C++ Progress - Portfolio

This blog is going to serve as a progress report of my understandings related to the C++ programming language.

What should one expect?

A beginners daily(~ almost) report on C++
A lot of mistakes
Some insights which will surely be redundant to a professional C++ programmer.

I am following this playlist on C++ and also would try to link various blog posts as I go along.

C++ compilation and linking

Once you have your environment setup, fire up your favourite IDE and then write the hello world program(follow the culture).

#include <iostream>
int main(){
    std::cout << "Hello World" << std::endl;
    std::cin.get();
}

Name this file whatever you want, I will keep it simple and name it hello.cpp. Once we have our source code we need to compile this. Compilation is a process to transform a high level language into machine level language (the 1s and 0s). The compilation process in C++ is rather well structured and logical. Let’s go through this one step after the other.

Pre-processing

In a C++ file we have a lot of pre-processor statements. These statements have a # prefixed to them. In the first stage of compilation the cpp(C pre processor) expands the pre-processor statements, deals with the macros and converts the small code file(source code) into a valid code file that the g++(GNU compiler) can compile.

$ cpp hello.cpp > hello.i

The file hello.i has ~28k code lines. The iostream library is copied and pasted where the #include statement resides.

many lines

Compiling to assembly language

Once the pre-processing is done, the code needs to be compile to assembly language. Assembly language (or assembler language), often abbreviated asm, is any low-level programming language in which there is a very strong correspondence between the instructions in the language and the architecture’s machine code instructions. The asm is dependant on the architecture of the processor.

$ g++ -S hello.i

This command creates a hello.s file. If you are curious, about how the code looks like, here it is.

	.file	"demo.cpp"
	.text
	.section	.rodata
	.type	_ZStL19piecewise_construct, @object
	.size	_ZStL19piecewise_construct, 1
_ZStL19piecewise_construct:
	.zero	1
	.local	_ZStL8__ioinit
	.comm	_ZStL8__ioinit,1,1
.LC0:
	.string	"Hello World"
	.text
	.globl	main
	.type	main, @function
#truncated...

One step of compilation is done. We have successfully compiled our hello.cpp to hello.s.

Assembling to object code

With our assembly level code at hand, we can compile this into object code. This is where the assembler comes into play. The assembler takes in the assembly level language and assembles(read compiles) into the object code. The object code is the machine level code that the machine understands.

$ as -o hello.o hello.s

The object code is the final compiled machine level code that we want from the source hello.cpp file written.

Linking

After the code is compiled, the object files are given to the linker. The linker takes in different object files and links them together. Linking is necessary as different symbols are linked and each modules is compiled into one application.

$ ld -o hello hello.o

The linker after linking the different object files, outputs an executable. ./hello is the trigger that can be used to run the hello executable.
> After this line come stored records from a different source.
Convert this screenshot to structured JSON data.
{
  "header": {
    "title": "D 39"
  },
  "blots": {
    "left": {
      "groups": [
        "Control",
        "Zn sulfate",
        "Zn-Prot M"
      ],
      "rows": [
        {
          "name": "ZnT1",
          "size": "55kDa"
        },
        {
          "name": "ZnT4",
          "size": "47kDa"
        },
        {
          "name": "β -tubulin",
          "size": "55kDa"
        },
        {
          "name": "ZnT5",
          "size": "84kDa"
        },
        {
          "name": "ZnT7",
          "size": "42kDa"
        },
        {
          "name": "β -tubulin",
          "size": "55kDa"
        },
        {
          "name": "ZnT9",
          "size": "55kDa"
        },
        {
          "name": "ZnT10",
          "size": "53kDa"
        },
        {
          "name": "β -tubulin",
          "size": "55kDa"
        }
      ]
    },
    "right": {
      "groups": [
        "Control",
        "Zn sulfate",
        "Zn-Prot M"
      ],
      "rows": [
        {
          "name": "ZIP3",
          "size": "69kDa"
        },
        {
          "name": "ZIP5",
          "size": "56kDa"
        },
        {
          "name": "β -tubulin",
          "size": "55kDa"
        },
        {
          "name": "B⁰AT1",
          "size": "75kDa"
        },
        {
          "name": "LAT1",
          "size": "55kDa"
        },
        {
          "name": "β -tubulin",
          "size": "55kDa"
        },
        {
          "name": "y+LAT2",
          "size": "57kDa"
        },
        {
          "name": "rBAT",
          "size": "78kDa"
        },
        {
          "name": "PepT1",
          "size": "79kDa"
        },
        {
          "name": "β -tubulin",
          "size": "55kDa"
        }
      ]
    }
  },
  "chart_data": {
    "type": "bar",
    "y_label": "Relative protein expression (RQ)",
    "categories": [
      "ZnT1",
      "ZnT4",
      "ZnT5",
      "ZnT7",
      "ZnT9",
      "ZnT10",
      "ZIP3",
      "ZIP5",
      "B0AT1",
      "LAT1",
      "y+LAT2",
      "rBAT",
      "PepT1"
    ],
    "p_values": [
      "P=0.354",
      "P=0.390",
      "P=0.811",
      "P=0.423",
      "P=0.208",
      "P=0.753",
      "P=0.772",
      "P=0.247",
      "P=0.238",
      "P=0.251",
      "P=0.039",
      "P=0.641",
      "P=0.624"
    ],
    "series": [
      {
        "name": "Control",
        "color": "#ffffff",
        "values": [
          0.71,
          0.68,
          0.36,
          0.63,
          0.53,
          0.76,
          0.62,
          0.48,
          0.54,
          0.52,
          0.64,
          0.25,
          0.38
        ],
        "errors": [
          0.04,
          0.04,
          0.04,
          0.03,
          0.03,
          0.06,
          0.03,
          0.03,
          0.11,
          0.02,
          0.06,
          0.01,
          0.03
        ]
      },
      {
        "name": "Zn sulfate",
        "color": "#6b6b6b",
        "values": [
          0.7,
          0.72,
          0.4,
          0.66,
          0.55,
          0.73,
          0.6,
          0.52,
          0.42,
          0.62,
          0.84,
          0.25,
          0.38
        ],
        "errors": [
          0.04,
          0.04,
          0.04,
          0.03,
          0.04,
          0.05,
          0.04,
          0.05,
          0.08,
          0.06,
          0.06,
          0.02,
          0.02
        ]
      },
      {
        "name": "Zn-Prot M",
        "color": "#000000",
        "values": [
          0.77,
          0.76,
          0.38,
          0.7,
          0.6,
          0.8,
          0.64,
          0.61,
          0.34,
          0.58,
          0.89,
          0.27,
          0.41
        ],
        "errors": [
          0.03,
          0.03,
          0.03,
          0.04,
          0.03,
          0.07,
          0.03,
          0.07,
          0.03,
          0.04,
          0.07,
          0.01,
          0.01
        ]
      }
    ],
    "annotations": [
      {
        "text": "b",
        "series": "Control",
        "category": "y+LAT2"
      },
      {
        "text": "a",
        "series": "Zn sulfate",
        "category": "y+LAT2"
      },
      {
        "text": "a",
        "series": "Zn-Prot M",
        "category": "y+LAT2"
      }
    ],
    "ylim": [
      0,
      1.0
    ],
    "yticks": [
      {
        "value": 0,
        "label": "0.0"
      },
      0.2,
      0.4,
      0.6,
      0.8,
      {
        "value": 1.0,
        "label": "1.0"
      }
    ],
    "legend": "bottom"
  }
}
This blog is a comprehensive guide into the compilation and linking.

Variables

The basics that is there to variables is that they are data storage spaces. They memory location that data can be stored in are categorised by the virtue of their size. To designate the type of memory used we assign datatypes to each and every variable.

Some primitive type variables are:

char, short, int, long, long long
float, double
bool

The size assigned by different data types depend on the compiler that you use. The following code snippet when run, would provide you with the size provided by your specific compiler.

#include <iostream>
int main(){
    bool bool_variable = 0;
    std::cout << "[INFO] Size of char: " << sizeof(char) << std::endl;
    std::cout << "[INFO] Size of short: " << sizeof(short) << std::endl;
    std::cout << "[INFO] Size of int: " << sizeof(int) << std::endl;
    std::cout << "[INFO] Size of long: " << sizeof(long) << std::endl;
    std::cout << "[INFO] Size of long long: " << sizeof(long long) << std::endl;
    std::cout << "[INFO] Size of float: " << sizeof(float) << std::endl;
    std::cout << "[INFO] Size of double: " << sizeof(double) << std::endl;
    std::cout << "[INFO] Size of bool: " << sizeof(bool) << std::endl;
    std::cin.get();
}

The most intriguing discussion in terms of datatypes is that there are something called unsigned datatypes in C++. Let us suppose that with the int datatype, the compiler specifies a memory space of 4 bytes. One byte consists of 8 bits. Each bit can hold either 0 or 1. Now, with signed int 4x8 - 1 number of bits are used as storage. The one bit is kept to determine the sign of the number, that is whether the number is negative or positive. Hence the range of numbers we can store with an unsigned int is \(-31^2 <-> 31^2\). When we are certain that we would not like to store negative numbers, we can use the unsigned int which stores numbers between \(0 <-> 32^2\).